Bound clusters on top of doubly magic nuclei

TL;DR

This paper derives an effective alpha particle equation for doubly magic nuclei, specifically analyzing $^{212}$Po, and explores how alpha clustering influences nuclear structure beyond traditional shell model descriptions.

Contribution

It introduces a novel approach inspired by the THSR wave function to describe alpha clustering on doubly magic nuclei, incorporating four-particle correlations and analyzing density-dependent state transformations.

Findings

Alpha clustering occurs at low matter densities.

Shell model struggles to describe preformed alpha clusters.
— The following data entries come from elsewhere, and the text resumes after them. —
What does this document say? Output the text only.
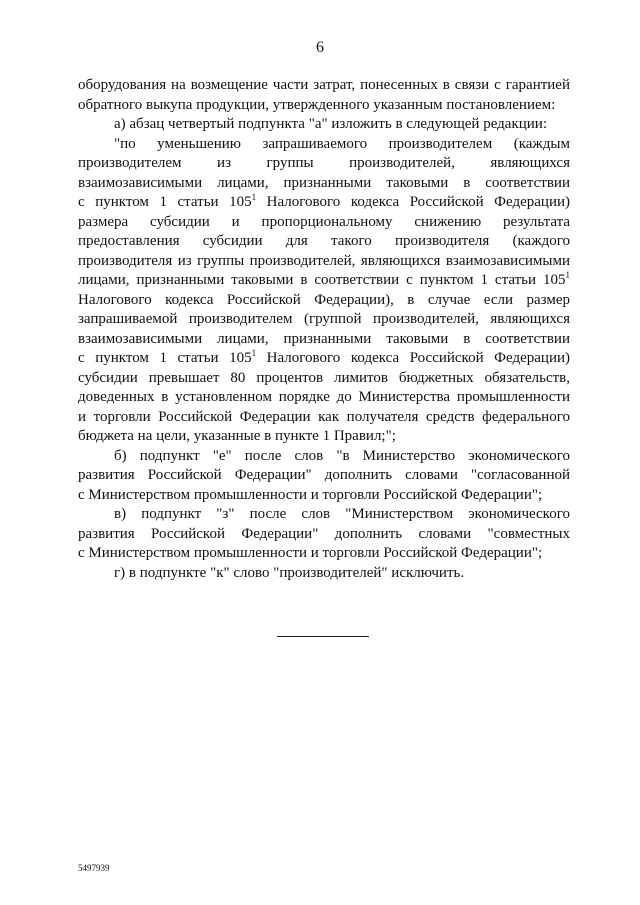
6
оборудования на возмещение части затрат, понесенных в связи с гарантией
обратного выкупа продукции, утвержденного указанным постановлением:
а) абзац четвертый подпункта "а" изложить в следующей редакции:
"по уменьшению запрашиваемого производителем (каждым
производителем из группы производителей, являющихся
взаимозависимыми лицами, признанными таковыми в соответствии
с пунктом 1 статьи $105^1$ Налогового кодекса Российской Федерации)
размера субсидии и пропорциональному снижению результата
предоставления субсидии для такого производителя (каждого
производителя из группы производителей, являющихся взаимозависимыми
лицами, признанными таковыми в соответствии с пунктом 1 статьи $105^1$
Налогового кодекса Российской Федерации), в случае если размер
запрашиваемой производителем (группой производителей, являющихся
взаимозависимыми лицами, признанными таковыми в соответствии
с пунктом 1 статьи $105^1$ Налогового кодекса Российской Федерации)
субсидии превышает 80 процентов лимитов бюджетных обязательств,
доведенных в установленном порядке до Министерства промышленности
и торговли Российской Федерации как получателя средств федерального
бюджета на цели, указанные в пункте 1 Правил;";
б) подпункт "е" после слов "в Министерство экономического
развития Российской Федерации" дополнить словами "согласованной
с Министерством промышленности и торговли Российской Федерации";
в) подпункт "з" после слов "Министерством экономического
развития Российской Федерации" дополнить словами "совместных
с Министерством промышленности и торговли Российской Федерации";
г) в подпункте "к" слово "производителей" исключить.
5497939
Critical density marks transition from bound to unbound states.

Abstract

An effective $\alpha$ particle equation is derived for cases where an $\alpha$ particle is formed on top of a doubly magic nucleus. As an example, we consider $^{212}$Po with the $\alpha$ on top of the $^{208}$ Pb core. We will consider the core nucleus infinitely heavy, so that the $\alpha$ particle moves with respect to a fixed center, i.e., recoil effects are neglected. The fully quantal solution of the problem is discussed. The approach is inspired by the THSR (Tohsaki-Horiuchi-Schuck-R\"{o}pke) wave function concept that has been successfully applied to light nuclei. Shell model calculations are improved by including four-particle ($\alpha$-like) correlations that are of relevance when the matter density becomes low. In the region where the $\alpha$-like cluster penetrates the core nucleus, the intrinsic bound state wave function transforms at a critical density into an unbound four-nucleon shell model state. Exploratory calculations for $^{212}$Po are presented. Such preformed cluster states are only hardly described by shell model calculations. Reasons for different physics behavior of an $\alpha$-like cluster with respect to a deuteron-like cluster are discussed.